Massachusetts General Hospital (MGH) has partnered with blockchain startup MediBloc to explore blockchain technology for secure and accessible data storage.
MGH is the third oldest general hospital in the United States and the largest teaching hospital of Harvard Medical School. It conducts the largest hospital-based research program in the world, with an annual research budget of more than $900 million.
Based in South Korea, MediBloc is a decentralized healthcare information ecosystem for patients, healthcare providers and data researchers, built on blockchain technology. It has designed an interoperable healthcare data system that empowers patients to own and gather their own health data. The platform can be used by healthcare professionals and other stakeholders in building a variety of health-related applications and services.
Under the partnership, MGH will work with MediBloc to enhance their electronic health record (EHR) systems focusing on building a standardized data exchange to enable seamless health data sharing. The MediBloc platform is expected to enable better data security and interoperability of personal health information (PHI) between MGH and other hospitals and clinics. Once developed, patients will be granted much easier access to their PHI and will retain sovereignty over their medical data.

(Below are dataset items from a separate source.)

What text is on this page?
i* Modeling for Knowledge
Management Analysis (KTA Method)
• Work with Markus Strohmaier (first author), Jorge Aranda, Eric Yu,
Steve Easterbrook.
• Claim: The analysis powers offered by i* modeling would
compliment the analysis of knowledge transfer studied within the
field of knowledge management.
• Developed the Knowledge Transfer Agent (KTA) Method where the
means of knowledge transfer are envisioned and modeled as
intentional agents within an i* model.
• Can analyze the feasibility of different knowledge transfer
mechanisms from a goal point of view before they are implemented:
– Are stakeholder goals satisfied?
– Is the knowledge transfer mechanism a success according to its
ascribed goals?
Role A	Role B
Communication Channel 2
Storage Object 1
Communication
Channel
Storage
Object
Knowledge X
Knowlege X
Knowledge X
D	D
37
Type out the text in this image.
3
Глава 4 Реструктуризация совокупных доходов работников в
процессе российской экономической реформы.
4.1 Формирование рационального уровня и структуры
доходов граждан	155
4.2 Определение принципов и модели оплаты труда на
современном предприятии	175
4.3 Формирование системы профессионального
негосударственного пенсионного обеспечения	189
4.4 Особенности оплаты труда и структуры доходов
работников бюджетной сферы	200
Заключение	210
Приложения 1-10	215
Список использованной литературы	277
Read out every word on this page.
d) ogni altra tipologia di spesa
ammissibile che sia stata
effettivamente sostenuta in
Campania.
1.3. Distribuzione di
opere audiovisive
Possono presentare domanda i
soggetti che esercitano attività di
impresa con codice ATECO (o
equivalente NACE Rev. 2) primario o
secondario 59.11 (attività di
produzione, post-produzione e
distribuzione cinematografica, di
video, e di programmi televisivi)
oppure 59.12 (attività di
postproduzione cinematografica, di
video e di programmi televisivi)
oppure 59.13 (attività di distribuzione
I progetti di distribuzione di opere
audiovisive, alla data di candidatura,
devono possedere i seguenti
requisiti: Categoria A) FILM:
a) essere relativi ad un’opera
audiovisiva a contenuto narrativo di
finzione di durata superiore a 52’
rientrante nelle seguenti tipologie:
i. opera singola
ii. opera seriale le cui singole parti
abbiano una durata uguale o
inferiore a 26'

“In collaboration with Medibloc, we aim to explore potentials of blockchain technology to provide secure solutions for health information exchange, integrate healthcare AI applications into the day-to-day clinical workflow, and support [a] data sharing and labeling platform for machine learning model development,” said Synho Do, director of the Laboratory of Medical Imaging and Computation, a joint venture of MGH and Harvard Medical School.
MediBloc said that MGH’s role in the collaboration will provide an important benchmark for improving the security and accessibility of medical data in the industry.
“MGH will become one of the first institutions to leverage blockchain technology for secure and accessible data storage across multiple EHR systems, leading to more comprehensive patient profiles,” MediBloc said. “Easier access to targeted healthcare data in a standardized interface benefits researchers, healthcare providers, and patients alike.”